MELD is the only predictor of short-term mortality in cirrhotic patients with C. difficile infection

Hong, Simon J; Feuerstadt, Paul; Brandt, Lawrence J
BACKGROUND:Clostridium difficile infection (CDI) is the most common nosocomial infection in the US and cirrhotic patients with CDI have increased risk for poor outcome.

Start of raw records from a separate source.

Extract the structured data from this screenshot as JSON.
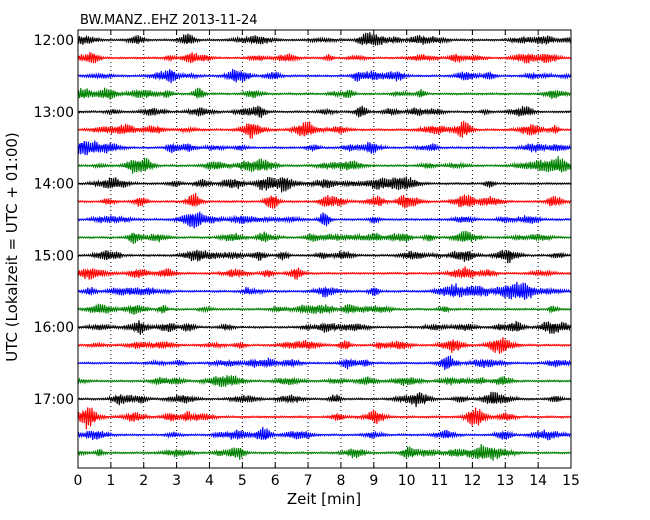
{
  "chart_data": {
    "type": "line",
    "title": "BW.MANZ..EHZ 2013-11-24",
    "xlabel": "Zeit  [min]",
    "ylabel": "UTC (Lokalzeit = UTC + 01:00)",
    "xlim": [
      0,
      15
    ],
    "x_ticks": [
      "0",
      "1",
      "2",
      "3",
      "4",
      "5",
      "6",
      "7",
      "8",
      "9",
      "10",
      "11",
      "12",
      "13",
      "14",
      "15"
    ],
    "y_tick_labels": [
      "12:00",
      "13:00",
      "14:00",
      "15:00",
      "16:00",
      "17:00"
    ],
    "grid": "vertical dotted lines at each minute",
    "line_colors": [
      "#000000",
      "#ff0000",
      "#0000ff",
      "#008000"
    ],
    "row_start_times": [
      "12:00",
      "12:15",
      "12:30",
      "12:45",
      "13:00",
      "13:15",
      "13:30",
      "13:45",
      "14:00",
      "14:15",
      "14:30",
      "14:45",
      "15:00",
      "15:15",
      "15:30",
      "15:45",
      "16:00",
      "16:15",
      "16:30",
      "16:45",
      "17:00",
      "17:15",
      "17:30",
      "17:45"
    ],
    "rows_per_hour": 4,
    "minutes_per_row": 15
  }
}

AIM:The aim of this study is to evaluate the impact of CDI on short-term mortality in patients with cirrhosis and identify predictors of mortality in these patients. METHODS:We retrospectively identified patients at Montefiore Medical Center from 2010 to 2014 with cirrhosis, diarrhea and a C. difficile toxin assay. Demographics, co-morbidities, medications, laboratory data and outcomes were recorded. RESULTS:Of 701 patients with cirrhosis who had a CDI assay, 183 were CDI+ and 518 CDI-. Patients with CDI were older, had more frequent CKD on hemodialysis and heart failure, were less frequently on rifaximin and lactulose and had increased glucocorticoid exposure. 30-day mortality was higher in patients with CDI (23.0% vs 16.6%, p < 0.05) compared to those without. Univariate predictors of 30-day mortality included WBC, corticosteroid use, AST, ALT, MELD, albumin, HBV and HCV infection; however, via multivariate analysis, only MELD (HR: 1.04 ± 0.02, p < 0.05) remained significant. CONCLUSION:Patients with cirrhosis and CDI are at greater risk of 30-day mortality than those without CDI and the only multivariate predictor of mortality is MELD. These patients should have their disease severity triaged based upon MELD score.